Se quedó pensando ¿a dónde irán?, pero ni manera de preguntarles a señas.  Se sentó en una piedra y cerró los ojos.  Estaba tan cansado y sobre todo, tan desorientado.  Quería hacer a un lado todas aquellas escenas que se repetían, se alargaban, se encimaban y se confundían con personajes conocidos, con escenas vistas, leídas, contadas.  Conforme se iba tranquilizando, todo se diluía, se desdibujaba.  Un escalofrío recorrió su espalda.  Al abrir los ojos únicamente la flora y la fauna seguían frente a él.   Vio un árbol frondoso y se sentó a su sombra, recargando su espalda en el grueso tronco e interiormente pidió ayuda.  Volvió a cerrar los ojos deseando olvidarse de todo y las ideas empezaron a flotar como burbujas de diferentes colores ¿dentro.. o sobre su cabeza?  Al reventarse el recuerdo contenido  lo bañaba por completo.   Habían personajes de leyendas, fábulas, mitos o sucesos pasados, incluso sueños lúdicos.  De momento creyó estar en el más allá, pero sabía que no estaba muerto, aunque todo hubiera cambiado al cruzar el muro y, de alguna manera, intuía, que le enseñaba ‘algo’.  De inmediato se levantó renovado con una idea – si pienso en Ulises y las sirenas… ¿qué pasará?

Empezó a caminar sin rumbo, reteniendo la imagen de Ulises atado al mástil de su barco, cuando empezó a percibir rumor de agua.  Guiándose por el sonido llegó a un lago.  Y ahí, a lo lejos, perfectamente visible, el barco con Ulises amarrado y desesperado  por que lo soltaran y pudiera ir a la isla con las sirenas, cuyo canto Darío no alcanzaba a escuchar.  ¡Había funcionado!  Se concentró en jalar la escena más cerca de él, pero el canto seguía distante.  Sin recapacitar, intentó acercarse más y… la burbuja reventó.  Darío cayó sentado en la hierba.  ¿Se habían perdido los sucesos, imágenes y narración que existían en su mente?  Por lo pronto no volvió a intentarlo.

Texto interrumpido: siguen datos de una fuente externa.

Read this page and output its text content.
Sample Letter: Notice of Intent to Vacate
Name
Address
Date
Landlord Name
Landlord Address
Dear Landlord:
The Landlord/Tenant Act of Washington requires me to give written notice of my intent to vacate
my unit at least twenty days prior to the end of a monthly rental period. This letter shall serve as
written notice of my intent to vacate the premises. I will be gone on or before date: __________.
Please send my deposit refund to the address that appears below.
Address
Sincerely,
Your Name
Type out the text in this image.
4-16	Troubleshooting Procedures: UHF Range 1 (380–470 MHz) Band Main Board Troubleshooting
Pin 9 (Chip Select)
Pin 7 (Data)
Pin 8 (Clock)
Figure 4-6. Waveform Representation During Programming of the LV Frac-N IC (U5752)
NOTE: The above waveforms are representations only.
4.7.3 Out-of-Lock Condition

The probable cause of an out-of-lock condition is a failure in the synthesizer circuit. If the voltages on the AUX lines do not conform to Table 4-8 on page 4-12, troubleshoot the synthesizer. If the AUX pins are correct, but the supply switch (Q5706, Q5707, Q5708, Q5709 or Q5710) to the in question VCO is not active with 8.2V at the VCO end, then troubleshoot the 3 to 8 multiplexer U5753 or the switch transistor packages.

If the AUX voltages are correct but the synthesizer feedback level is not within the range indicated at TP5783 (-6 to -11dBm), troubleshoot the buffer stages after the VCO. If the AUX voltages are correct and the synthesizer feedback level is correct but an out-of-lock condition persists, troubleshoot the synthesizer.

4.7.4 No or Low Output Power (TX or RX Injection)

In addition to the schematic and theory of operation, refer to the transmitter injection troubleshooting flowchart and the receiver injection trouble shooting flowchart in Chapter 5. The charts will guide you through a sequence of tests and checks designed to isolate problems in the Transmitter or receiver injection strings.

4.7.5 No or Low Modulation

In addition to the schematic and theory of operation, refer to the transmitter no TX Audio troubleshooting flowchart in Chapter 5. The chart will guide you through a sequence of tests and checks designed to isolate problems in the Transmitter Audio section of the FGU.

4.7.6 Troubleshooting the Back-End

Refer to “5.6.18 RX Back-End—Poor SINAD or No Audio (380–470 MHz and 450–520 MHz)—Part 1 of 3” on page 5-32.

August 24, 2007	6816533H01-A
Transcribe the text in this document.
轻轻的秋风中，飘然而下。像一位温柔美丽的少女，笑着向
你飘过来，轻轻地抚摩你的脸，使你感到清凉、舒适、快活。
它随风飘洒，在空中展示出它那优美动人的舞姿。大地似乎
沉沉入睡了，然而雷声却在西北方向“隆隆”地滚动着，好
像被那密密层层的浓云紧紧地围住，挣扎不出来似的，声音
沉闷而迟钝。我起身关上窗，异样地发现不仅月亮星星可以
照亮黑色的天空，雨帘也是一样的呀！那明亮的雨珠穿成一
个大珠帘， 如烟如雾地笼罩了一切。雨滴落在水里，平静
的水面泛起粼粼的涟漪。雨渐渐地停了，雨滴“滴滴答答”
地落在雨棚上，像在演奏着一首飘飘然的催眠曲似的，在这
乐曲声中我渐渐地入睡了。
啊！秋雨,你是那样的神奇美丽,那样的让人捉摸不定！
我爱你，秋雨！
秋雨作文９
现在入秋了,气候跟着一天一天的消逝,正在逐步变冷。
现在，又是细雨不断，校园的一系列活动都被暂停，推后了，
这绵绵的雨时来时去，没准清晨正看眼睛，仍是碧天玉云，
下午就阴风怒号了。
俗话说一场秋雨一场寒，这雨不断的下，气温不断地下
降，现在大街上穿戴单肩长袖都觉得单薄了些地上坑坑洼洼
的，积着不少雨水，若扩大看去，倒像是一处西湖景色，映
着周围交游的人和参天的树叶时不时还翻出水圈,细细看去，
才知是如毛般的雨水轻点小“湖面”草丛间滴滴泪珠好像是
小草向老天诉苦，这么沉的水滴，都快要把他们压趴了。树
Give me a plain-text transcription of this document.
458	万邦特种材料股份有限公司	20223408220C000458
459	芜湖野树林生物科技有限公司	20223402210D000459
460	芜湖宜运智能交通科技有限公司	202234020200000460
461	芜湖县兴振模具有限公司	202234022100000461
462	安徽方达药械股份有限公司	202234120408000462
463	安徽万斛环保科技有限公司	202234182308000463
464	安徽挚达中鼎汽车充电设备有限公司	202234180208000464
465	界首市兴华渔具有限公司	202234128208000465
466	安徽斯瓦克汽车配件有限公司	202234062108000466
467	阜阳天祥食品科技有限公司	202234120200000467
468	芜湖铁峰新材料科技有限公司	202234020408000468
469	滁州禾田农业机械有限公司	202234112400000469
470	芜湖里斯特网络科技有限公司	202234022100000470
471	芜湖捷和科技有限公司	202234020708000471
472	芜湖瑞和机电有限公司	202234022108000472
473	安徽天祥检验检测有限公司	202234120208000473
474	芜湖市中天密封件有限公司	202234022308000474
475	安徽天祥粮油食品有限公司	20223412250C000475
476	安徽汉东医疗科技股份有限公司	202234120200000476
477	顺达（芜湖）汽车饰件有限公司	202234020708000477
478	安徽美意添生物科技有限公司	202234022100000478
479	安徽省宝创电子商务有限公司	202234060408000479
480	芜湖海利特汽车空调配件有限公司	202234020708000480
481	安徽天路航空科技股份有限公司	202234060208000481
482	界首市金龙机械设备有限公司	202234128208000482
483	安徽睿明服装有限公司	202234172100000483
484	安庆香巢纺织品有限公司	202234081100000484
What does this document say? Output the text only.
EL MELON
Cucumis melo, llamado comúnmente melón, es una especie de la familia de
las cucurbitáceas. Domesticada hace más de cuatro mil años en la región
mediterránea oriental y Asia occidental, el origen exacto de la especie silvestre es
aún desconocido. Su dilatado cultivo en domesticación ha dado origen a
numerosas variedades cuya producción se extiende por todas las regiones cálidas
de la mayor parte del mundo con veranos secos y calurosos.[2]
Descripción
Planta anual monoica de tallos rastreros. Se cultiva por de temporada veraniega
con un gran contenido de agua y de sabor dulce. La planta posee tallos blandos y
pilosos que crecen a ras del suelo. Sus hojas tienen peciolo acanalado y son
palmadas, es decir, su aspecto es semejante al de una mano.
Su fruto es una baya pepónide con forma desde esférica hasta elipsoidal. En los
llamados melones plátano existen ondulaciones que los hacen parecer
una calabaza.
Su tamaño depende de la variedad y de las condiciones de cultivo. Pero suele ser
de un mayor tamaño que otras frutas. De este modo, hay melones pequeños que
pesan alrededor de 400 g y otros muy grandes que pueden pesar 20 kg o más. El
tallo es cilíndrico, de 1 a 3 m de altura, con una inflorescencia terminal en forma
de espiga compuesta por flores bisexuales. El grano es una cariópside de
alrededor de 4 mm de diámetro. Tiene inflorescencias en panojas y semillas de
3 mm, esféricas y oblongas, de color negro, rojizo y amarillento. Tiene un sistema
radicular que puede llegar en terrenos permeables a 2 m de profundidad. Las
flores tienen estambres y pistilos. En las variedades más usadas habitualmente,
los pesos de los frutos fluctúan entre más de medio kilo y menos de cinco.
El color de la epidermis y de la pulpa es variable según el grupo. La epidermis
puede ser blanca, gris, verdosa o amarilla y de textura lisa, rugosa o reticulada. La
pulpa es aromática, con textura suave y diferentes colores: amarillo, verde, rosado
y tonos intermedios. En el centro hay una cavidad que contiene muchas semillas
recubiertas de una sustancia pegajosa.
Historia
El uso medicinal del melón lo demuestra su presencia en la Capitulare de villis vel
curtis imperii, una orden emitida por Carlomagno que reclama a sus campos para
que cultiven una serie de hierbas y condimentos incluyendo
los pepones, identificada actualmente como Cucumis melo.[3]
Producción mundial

Sentado en el suelo se dejó caer de espaldas.  El descubrimiento de las burbujas le pareció fascinante.  ¿Acaso cada historia tiene la suya propia?  ¿Será que una grande tenga muchas chiquitas, agrupadas por tipo o especie, como la familia, los amigos, las novias…?   ¿Este lugar será el único en el cual podré verlas?  Por supuesto haré muchas pruebas cuando regrese a casa.  Razonando un poco dedujo que el recuerdo crea la imagen, entonces ¿es proyección mental lo que forma la imagen?  O sea, que al acordarme de algo, el recuerdo encapsulado crece y se expande ante mí.  ¿Es pura energía dirigida por mi mente?  Entonces, ¡soy un mago!

Dio por hecho que aquel lugar le ayudaba a sentir y ver con mayor claridad.  Tendría que comprobarlo al cruzar el muro.  Si tengo la vivencia y las sensaciones asociadas a este lugar… la burbuja existe en mí.  Se levantó eufórico, saltando y bailando al comprender el potencial oculto que había descubierto en él.  Una vez calmado, se dirigió hacia la salida.  Pero, ¿por dónde había entrado?   Y ¿ahora?  Trató de recorrer mentalmente el camino que había seguido, pero con tantas vueltas…  Tomó aire, llenando bien sus pulmones, se concentró en el jardín que vio al entrar, las flores, los animales y la puerta.  La veía claramente.  Abrió los ojos y frente a él tenía el mismo paisaje que lo sorprendió con su belleza.  Recorrió con la mirada el lugar para reforzar el recuerdo. Se encaminó a la salida.  Antes de traspasar la puerta, se inclinó, para reverenciar aquel espacio, con gratitud infinita.  Cerró la puerta tras él y se fue silbando a casa.